I guess the solution here is to make a hash of all the unicode letters and map them to the equivalent letter in ascii.

Replies are listed 'Best First'.
Re: converting unicode string to ascii or encoded
by ikegami (Patriarch) on Apr 14, 2011 at 23:49 UTC
Re: converting unicode string to ascii or encoded
by afoken (Chancellor) on Apr 17, 2011 at 06:55 UTC
    as long as it is human readible, and xml parseable

    Unicode is human readable. XML allows all Unicode characters (except U+0000). What is the real problem?

    Alexander

    --
    Today I will gladly share my knowledge and experience, for there are no sweeter words than "I told you so". ;-)
      I get an error when I parse xml in XML::Parser when it gets to a unicode character.
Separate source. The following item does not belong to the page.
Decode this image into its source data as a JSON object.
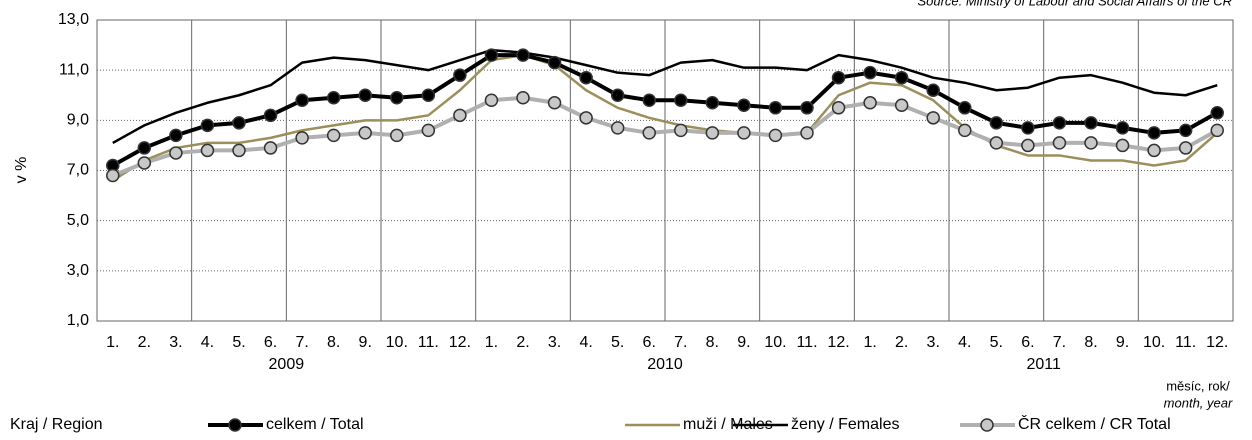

      The company I am writing code for wants the unicode characters converted this way.
        I get an error ...

        Let me guess: It starts with THIS IS A TOP SECRET ERROR MESSAGE! NEVER POST THIS ERROR MESSAGE ANYWHERE! ESPECIALLY NOT AT PERLMONKS! A KITTEN WILL DIE IF YOU POST IT!.

        ... when I parse xml in XML::Parser when it gets to a unicode character.

        So the XML is likely broken. Did you try to validate it? If the validation fails, the software that generated the XML has a bug. Also try to read the XML using XML::LibXML.

        Maybe the XML has an unusual encoding? Default is UTF-8, but ISO-8859-1 and Windows-1252 are quite common. Perhaps the XML lacks an explicit encoding declaration, but uses a non-UTF-8 encoding?

        Maybe XML::Parser has problems with XML delivered in a non-UTF-8 encoding? There is a clear hint in the documentation that you need to install some extra files for encodings other than UTF-8, ISO-8859-1, UTF-16 and US-ASCII.

        The company I am writing code for wants the unicode characters converted this way.

        "Der Kunde ist König." (The customer is king.) But still, this is just stupid. Dropping accents, tildes and other "letter add-ons" can sometimes change the meaning of the text.

        Alexander

        --
        Today I will gladly share my knowledge and experience, for there are no sweeter words than "I told you so". ;-)